La Parisienne
The portrait of La Parisienne "The Parisian Girl" (1874), also known as "The Blue Lady", by Pierre-Auguste Renoir (1841-1919), was exhibited at the first Impressionist exhibition in the same year, an event which provoked controversy, that later grew as the style persisted and spread in popularity in the later 1870's. During the month-long show, which opened on 15 April 1874 just prior to the annual Salon exhibition, the criticism received by Renoir was by no means unsympathetic.
The subject of the painting is Henriette Henriot, an actress at the Odéon Theatre in Paris. She is sporting an elaborate blue hat, which matches with her dress and gloves. The painting is not unlike the fashion plates in contemporary journals: there is no context, or exterior definitions of who she is; and as such she is someone delineated purely by her face and clothes. Renoir's use of a warm, flooding daylight, softly diffused over the figure, unifies the composition and reduces tonal contrasts to a minimum. Instead of lights and darks, warm and cool hues are used to model form, with the cream ground glowing through the thin transparent blues to stand as highlights. The paint layer is thin and varies between fine transparent layers and delicately rubbed or scumbled, opaque veils of colour. The stability of Renoir's painting method was confirmed by Signac's observations on the picture when he saw it in 1898. He said,
"The dress is blue, an intense and pure blue which, by contrast, makes the flesh yellow, and, by its reflection, green. The tricks of colour are admirably recorded. And it is simple, it is beautiful, and it is fresh. One would think that this picture painted 20 years ago had only left the studio today."

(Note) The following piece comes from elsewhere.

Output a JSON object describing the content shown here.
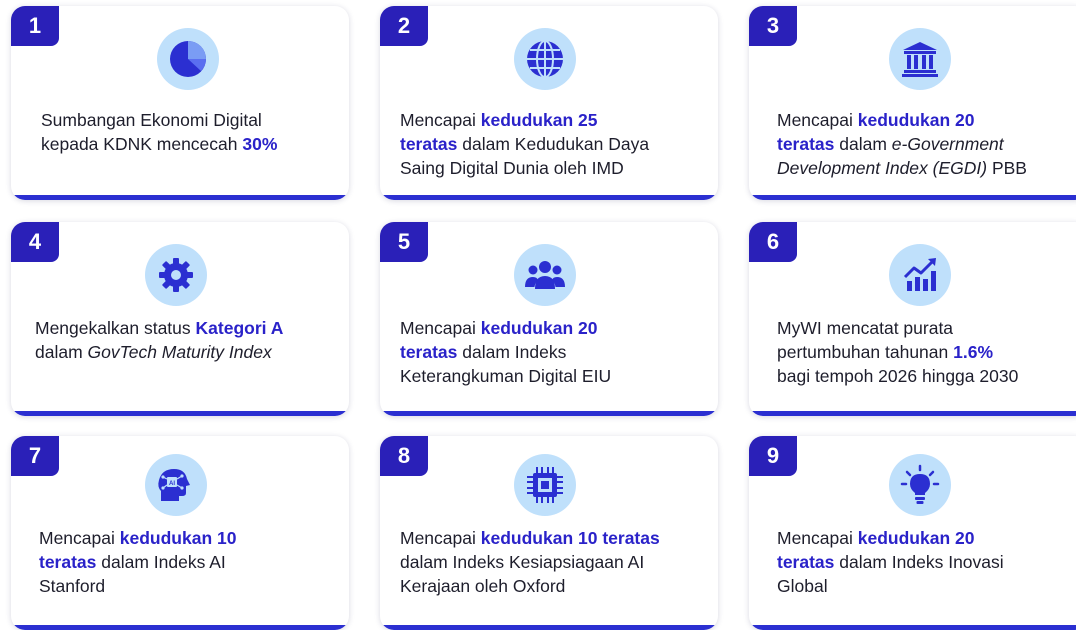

The Greatest Painting in Britain.
The painting is in the collection of the National Museum of Wales, Cardiff. Along with the eventual winner The Fighting Téméraire tugged to her Last Berth to be broken up (1838) by J.M.W. Turner (1775-1851) it was entered into a BBC competition in 2005. A panel was asked to modify the shortlist so that not all were by the same artist or of the same period or theme - so La Parisienne may have missed out to A Bar at the Folies-Bergère by Édouard Manet.